No acknowledgement found.

References

  1. Tsushima Y, Takahashi-Taketomi A, Endo K. Magnetic resonance (MR) differential diagnosis of breast tumors using apparent diffusion coefficient (ADC) on 1.5-T. J Magn Reson Imaging. 2009 Aug;30(2):249-55.
  2. Partridge SC, DeMartini WB, Kurland BF. Differential Diagnosis of Mammographically and Clinically Occult Breast Lesions on Diffusion-Weighted MRI. J Magn Reson Imaging 2010; 31: 562–570.
  3. Iima M, Le Bihan D. Clinical Intravoxel Incoherent Motion and Diffusion MR Imaging: Past, Present, and Future. Radiology. 2016 Jan;278(1):13-32.
  4. Jensen JH, Helpern JA. MRI quantification of non-Gaussian water diffusion by kurtosis analysis. NMR in Biomedicine. 2010;23:698-710.
  5. Iima M, Yano K, Kataoka M, Umehana M, Murata K, Kanao S, Togashi K, Le Bihan D. Quantitative non-Gaussian diffusion and intravoxel incoherent motion magnetic resonance imaging: differentiation of malignant and benign breast lesions. Invest Radiol. 2015 Apr;50(4):205-11.

Figures

Invasive ductal carcinoma in a 42-year-old woman. DWI (b = 1500sec/mm2) shows a mass with high signal intensity on the left breast (A, arrow). On the S-index 3D rendering shows most of the tumor (yellow or red color) has a high S-index over 60 (B). The “hole” in the center of the lesion likely corresponds to a necrotic area.

Benign phyllodes tumor in a 32-year-old woman. DWI (b = 1500sec/mm2) shows a mass in the right breast (A, arrow). On S-index 3D rendering shows most of the mass with a blue-green color (S-index under 50) (B). Several hot spots (red or yellow color) are observed within the tumor, in light with the known high viability areas present in phyllodes tumors.
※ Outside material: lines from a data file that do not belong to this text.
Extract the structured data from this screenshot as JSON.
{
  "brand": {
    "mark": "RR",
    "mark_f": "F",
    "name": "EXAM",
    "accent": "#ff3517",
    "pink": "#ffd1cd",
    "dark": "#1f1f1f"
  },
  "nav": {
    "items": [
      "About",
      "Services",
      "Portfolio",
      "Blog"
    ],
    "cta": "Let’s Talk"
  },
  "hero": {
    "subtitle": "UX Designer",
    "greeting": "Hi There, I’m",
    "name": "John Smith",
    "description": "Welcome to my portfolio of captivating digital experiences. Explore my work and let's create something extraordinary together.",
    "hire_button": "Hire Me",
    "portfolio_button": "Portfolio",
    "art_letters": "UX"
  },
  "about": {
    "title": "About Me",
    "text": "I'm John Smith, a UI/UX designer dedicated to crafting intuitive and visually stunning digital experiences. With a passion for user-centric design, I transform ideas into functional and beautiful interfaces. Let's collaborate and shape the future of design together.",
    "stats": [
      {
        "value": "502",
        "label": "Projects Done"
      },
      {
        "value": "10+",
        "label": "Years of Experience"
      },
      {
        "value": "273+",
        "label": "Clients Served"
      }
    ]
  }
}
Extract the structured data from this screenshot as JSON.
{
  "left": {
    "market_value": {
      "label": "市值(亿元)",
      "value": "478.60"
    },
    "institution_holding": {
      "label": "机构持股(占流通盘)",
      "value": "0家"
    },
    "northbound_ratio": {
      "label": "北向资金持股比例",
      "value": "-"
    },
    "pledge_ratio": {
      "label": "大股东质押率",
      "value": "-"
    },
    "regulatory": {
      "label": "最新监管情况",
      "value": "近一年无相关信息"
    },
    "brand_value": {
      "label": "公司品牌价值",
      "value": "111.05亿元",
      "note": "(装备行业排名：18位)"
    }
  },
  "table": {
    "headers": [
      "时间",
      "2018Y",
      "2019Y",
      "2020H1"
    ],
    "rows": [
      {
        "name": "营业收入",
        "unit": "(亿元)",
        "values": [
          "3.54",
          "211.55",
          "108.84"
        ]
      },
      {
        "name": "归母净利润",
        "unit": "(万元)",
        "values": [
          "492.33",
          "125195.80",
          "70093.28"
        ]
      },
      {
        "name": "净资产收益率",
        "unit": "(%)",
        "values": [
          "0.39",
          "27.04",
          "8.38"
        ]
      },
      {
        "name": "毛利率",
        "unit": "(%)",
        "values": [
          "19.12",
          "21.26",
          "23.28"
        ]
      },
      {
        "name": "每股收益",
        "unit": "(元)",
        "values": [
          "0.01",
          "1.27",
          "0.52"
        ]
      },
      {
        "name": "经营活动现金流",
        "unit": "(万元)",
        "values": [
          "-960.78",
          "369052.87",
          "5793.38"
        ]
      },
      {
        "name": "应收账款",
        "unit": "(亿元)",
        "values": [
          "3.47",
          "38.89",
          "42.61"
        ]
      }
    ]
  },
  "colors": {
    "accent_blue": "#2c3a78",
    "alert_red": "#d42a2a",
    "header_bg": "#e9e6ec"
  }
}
Box plot for S-index value in each benign and malignant lesion (A) and ROCs for S-index and BI-RADS (B). There was significant difference in S-index between benign and malignant breast lesions (p = <.0001). The AUC for the S-index (0.96) is significantly higher (p = 0.006) than for BI-RADS (0.83).

Box plot for S-index value with HER2 receptor status. There was significant difference in S-index between HER2 positive and negative lesions (p = 0.01). Lower Sindex for HER2 positive lesions which are associated to a poor prognostic suggests that diffusion hindrance might be not as high as in HER2 negative lesions, possibly due to differences in cell membrane permeability.